Oleh: P. Kasmir Nema, SVD
VATICAN CITY – Di bawah langit Roma yang cerah, Paus Leo XIV mengangkat dua sosok pemuda dari dua zaman yang kontras ke altar kekudusan. Pada Misa Kanonisasi yang berlangsung khidmat di Lapangan Santo Petrus, Minggu (7/9/2025), Pier Giorgio Frassati dan Carlo Acutis resmi menjadi Santo. Peristiwa ini mengirimkan sebuah pesan kuat di tengah perayaan Tahun Yubileum 2025: kekudusan bukanlah relik masa lalu, melainkan panggilan hidup yang relevan dan dapat diraih di tengah hiruk pikuk dunia modern.
Di satu sisi, hadirlah Pier Giorgio Frassati (1901-1925), seorang aktivis sosial dari Turin yang mendaki gunung dengan semangat membara dan turun ke lorong-lorong kumuh kota untuk melayani kaum miskin dengan sukacita yang sama. Kedermawanannya begitu legendaris hingga teman-temannya menjulukinya “Perusahaan Transportasi Frassati”, karena ia tak segan memanggul sendiri karung-karung bahan makanan bagi mereka yang papa. Mottonya, “Verso l’alto!”—Menuju ke puncak!—menjadi cerminan ganda dari kecintaannya pada pendakian alam sekaligus pendakian spiritual.
Satu abad kemudian, muncul Carlo Acutis (1991-2006), seorang remaja milenial dari Milan yang menemukan jalan sucinya di hadapan layar komputer. Dengan kejeniusan teknologinya, ia menjadi “rasul digital” pertama. Carlo mendedikasikan talentanya untuk membangun sebuah situs web yang secara cermat mendokumentasikan mukjizat Ekaristi di seluruh dunia. Baginya, teknologi bukan penghalang, melainkan mimbar baru untuk evangelisasi. Kalimatnya yang terkenal, “Di depan Ekaristi, engkau menjadi seorang santo,” meringkas inti spiritualitasnya yang mendalam.
Dalam homilinya, Paus Leo XIV menjembatani dunia Frassati yang penuh aksi sosial dan dunia Acutis yang sarat inovasi digital.

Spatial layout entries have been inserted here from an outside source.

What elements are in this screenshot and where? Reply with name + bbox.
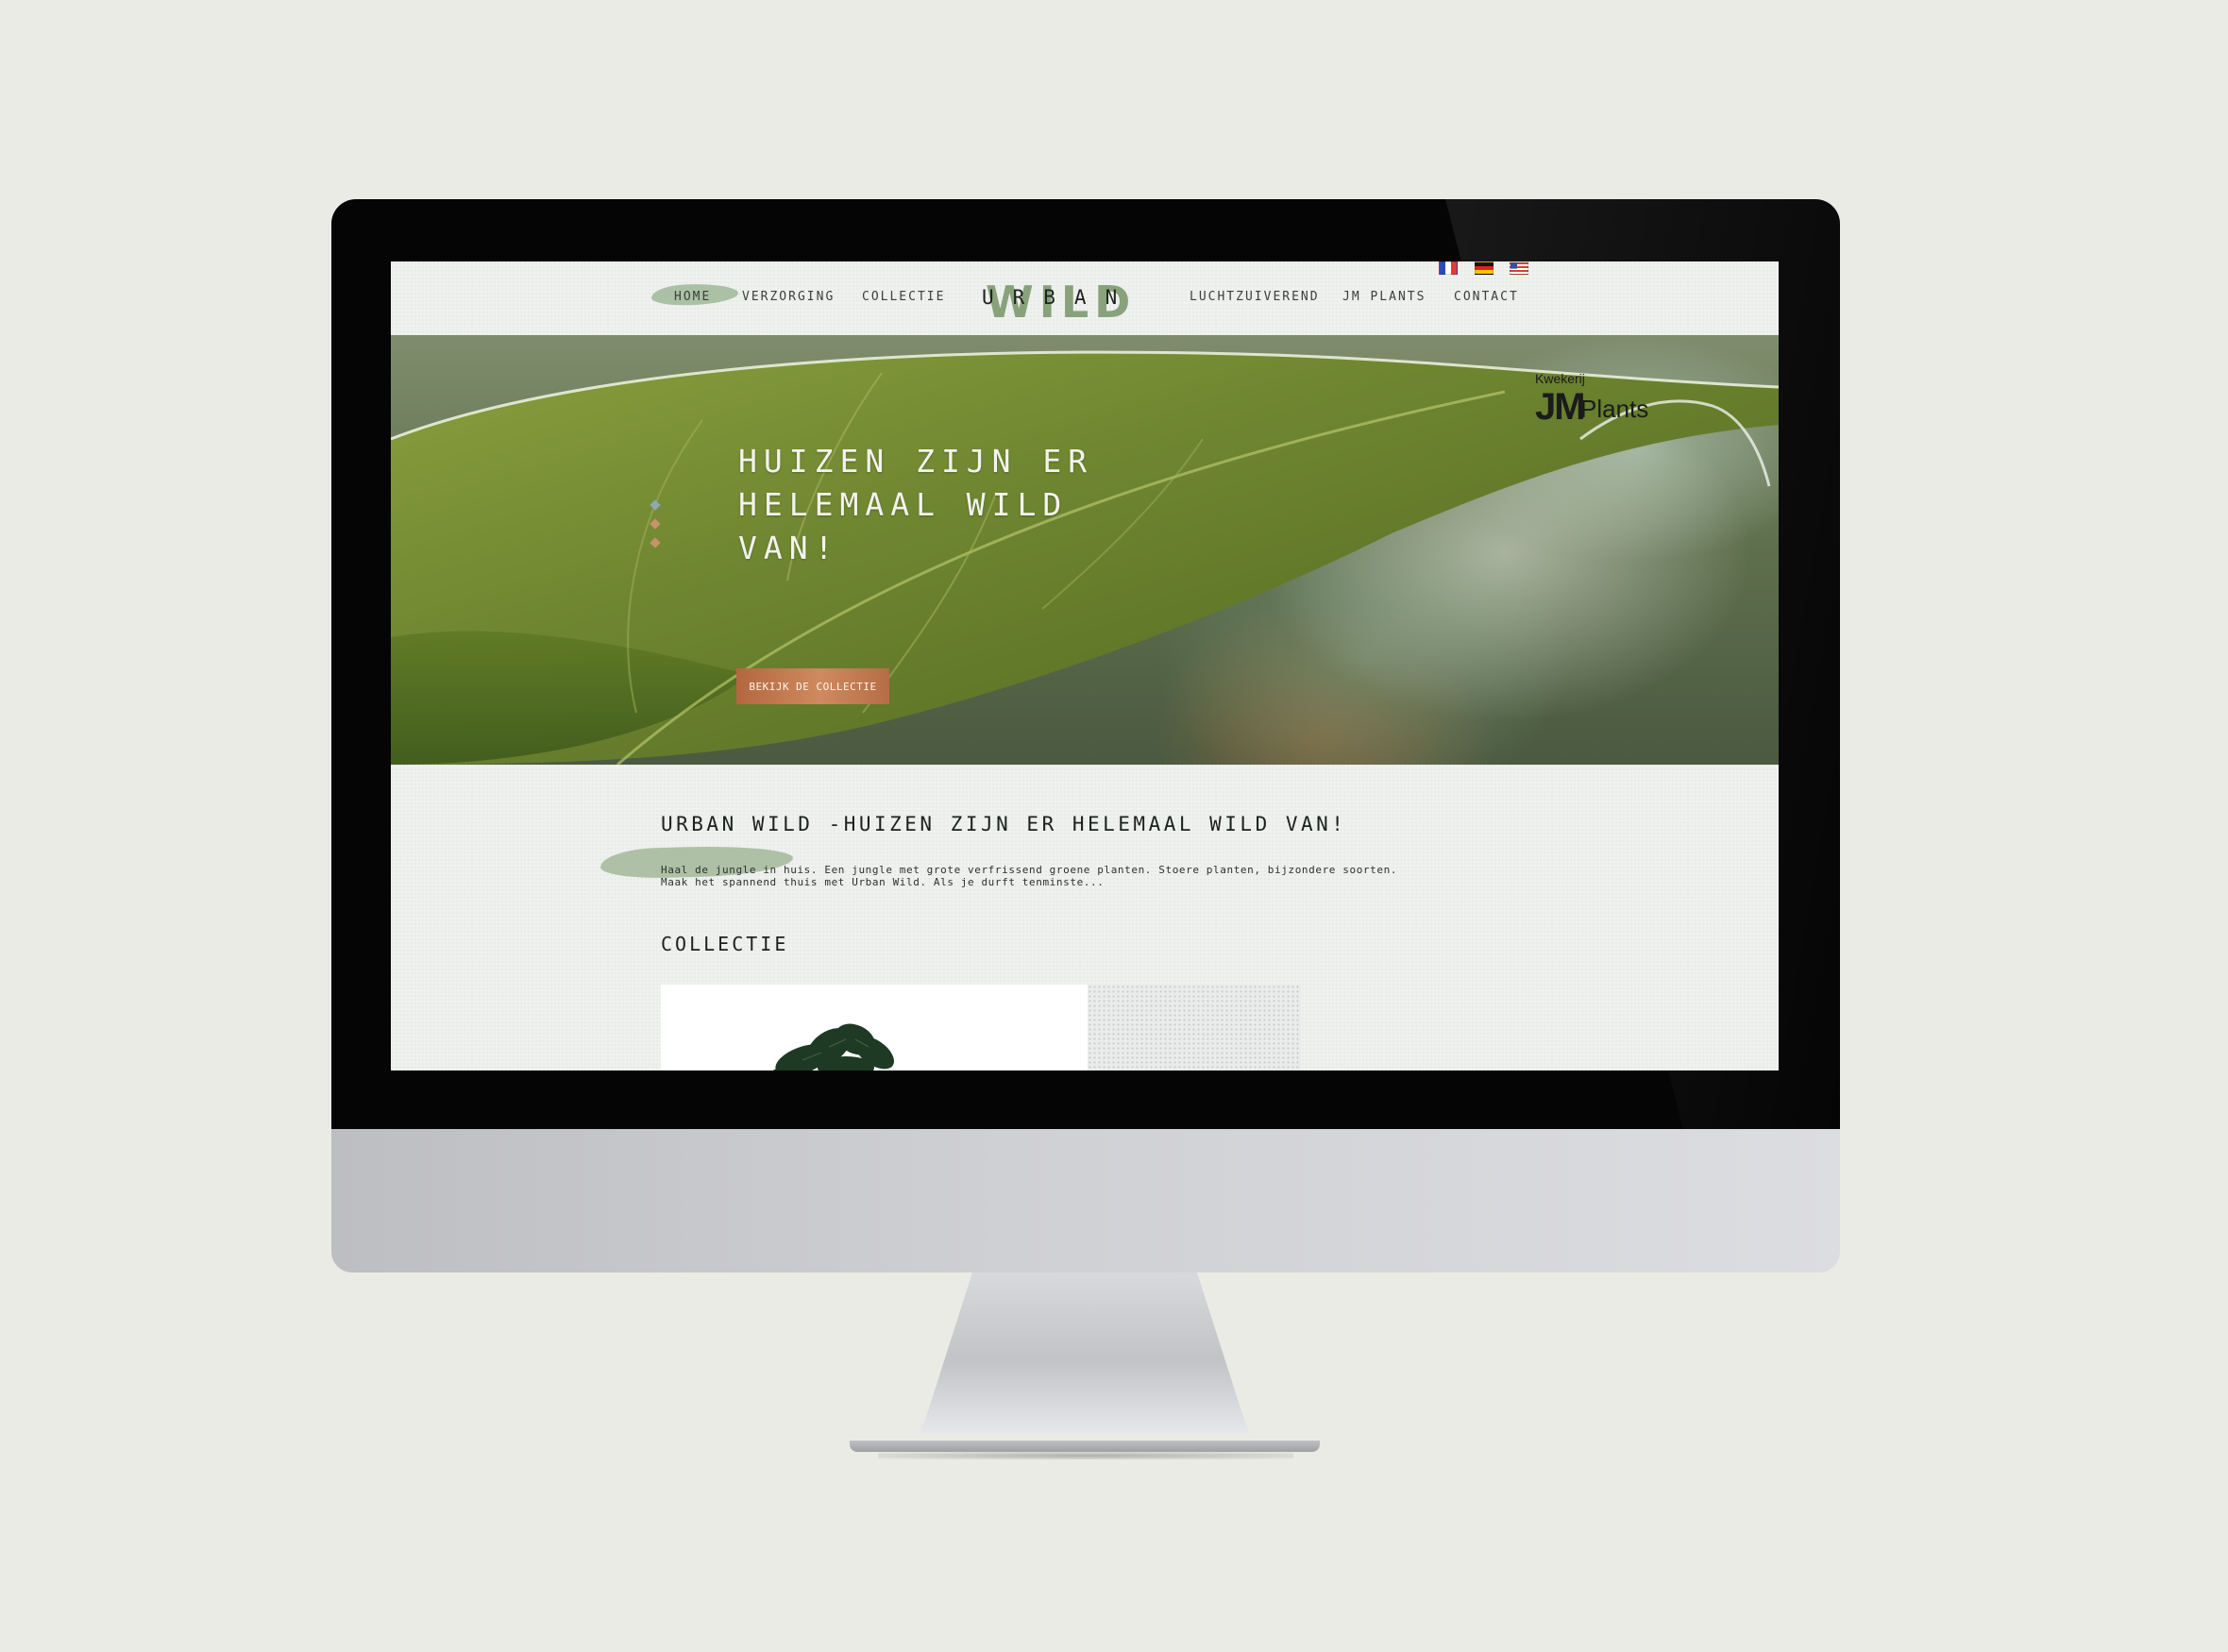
- intro-text: Haal de jungle in huis. Een jungle met g…: [661, 864, 1529, 888]
- jm-logo-small-text: Kwekerij: [1535, 371, 1585, 386]
- site-header: HOME VERZORGING COLLECTIE WILD URBAN LUC…: [391, 261, 1779, 335]
- browser-viewport: HOME VERZORGING COLLECTIE WILD URBAN LUC…: [391, 261, 1779, 1070]
- urban-wild-logo[interactable]: WILD URBAN: [982, 273, 1152, 328]
- nav-contact[interactable]: CONTACT: [1454, 290, 1519, 304]
- jm-logo-initials: JM: [1535, 386, 1586, 428]
- monitor-stand: [920, 1273, 1250, 1433]
- intro-title: URBAN WILD -HUIZEN ZIJN ER HELEMAAL WILD…: [661, 813, 1347, 835]
- slider-dot-3[interactable]: [650, 537, 661, 548]
- slider-dot-1[interactable]: [650, 499, 661, 511]
- hero-title: HUIZEN ZIJN ER HELEMAAL WILD VAN!: [738, 440, 1173, 570]
- collection-placeholder-card[interactable]: [1088, 985, 1301, 1070]
- fr-flag-icon[interactable]: [1439, 261, 1458, 275]
- hero-title-line: VAN!: [738, 530, 840, 566]
- de-flag-icon[interactable]: [1474, 261, 1494, 275]
- nav-home[interactable]: HOME: [674, 290, 711, 304]
- monitor-stand-base: [850, 1441, 1320, 1452]
- nav-verzorging[interactable]: VERZORGING: [742, 290, 835, 304]
- view-collection-button[interactable]: BEKIJK DE COLLECTIE: [736, 668, 889, 704]
- jm-plants-logo[interactable]: Kwekerij JM Plants: [1535, 371, 1658, 437]
- language-switcher: [1439, 261, 1536, 276]
- stand-shadow: [878, 1452, 1293, 1459]
- intro-text-line: Haal de jungle in huis. Een jungle met g…: [661, 864, 1398, 876]
- collection-heading: COLLECTIE: [661, 933, 789, 955]
- slider-dots: [650, 499, 661, 558]
- collection-item-card[interactable]: [661, 985, 1088, 1070]
- intro-text-line: Maak het spannend thuis met Urban Wild. …: [661, 876, 1105, 888]
- hero-title-line: HELEMAAL WILD: [738, 486, 1069, 523]
- monitor-chin: [331, 1129, 1840, 1273]
- us-flag-icon[interactable]: [1510, 261, 1529, 275]
- nav-collectie[interactable]: COLLECTIE: [862, 290, 945, 304]
- hero-title-line: HUIZEN ZIJN ER: [738, 443, 1094, 480]
- plant-image: [767, 1023, 895, 1070]
- hero-slider: HUIZEN ZIJN ER HELEMAAL WILD VAN! BEKIJK…: [391, 335, 1779, 765]
- nav-jm-plants[interactable]: JM PLANTS: [1342, 290, 1426, 304]
- jm-logo-name: Plants: [1580, 395, 1649, 423]
- logo-urban-text: URBAN: [982, 286, 1137, 309]
- slider-dot-2[interactable]: [650, 518, 661, 530]
- nav-luchtzuiverend[interactable]: LUCHTZUIVEREND: [1190, 290, 1320, 304]
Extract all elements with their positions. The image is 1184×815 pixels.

Menurut Paus, keduanya menunjukkan bahwa jalan kekudusan berakar pada hal-hal yang sederhana namun fundamental: Ekaristi sebagai pusat kehidupan, doa yang tulus, Sakramen Pengakuan Dosa, devosi kepada Bunda Maria, dan tindakan kasih yang nyata.
“Santo Pier Giorgio dan Carlo adalah undangan bagi kita semua untuk menjadikan hidup sebuah mahakarya dalam rencana Allah,” ujar Paus. “Risiko terbesar dalam hidup adalah menyia-nyiakannya dengan mengejar hal-hal sepele, bukan dengan berani mengikuti Kristus dan salib-Nya.”
Kanonisasi yang menjadi salah satu puncak perayaan Tahun Yubileum 2025: Peziarah Harapan ini menegaskan kembali peran sentral kaum muda awam dalam kehidupan Gereja. Pesan mereka abadi dan saling melengkapi. Frassati mengajarkan bahwa iman harus berbuah dalam kepedulian sosial di dunia nyata, sementara Acutis menunjukkan bahwa dunia maya pun bisa menjadi ladang kesucian.
Pada akhirnya, dari jalanan berdebu di Turin hingga jalur data di Milan, pesan kedua santo baru ini bergema jelas: kekudusan adalah panggilan untuk semua, di mana pun dan kapan pun. Ini adalah undangan untuk menjawab panggilan “menuju ke puncak” sambil menyadari bahwa di dalam setiap tindakan, semestinya “Bukan aku, tetapi Allah” yang menjadi pusatnya.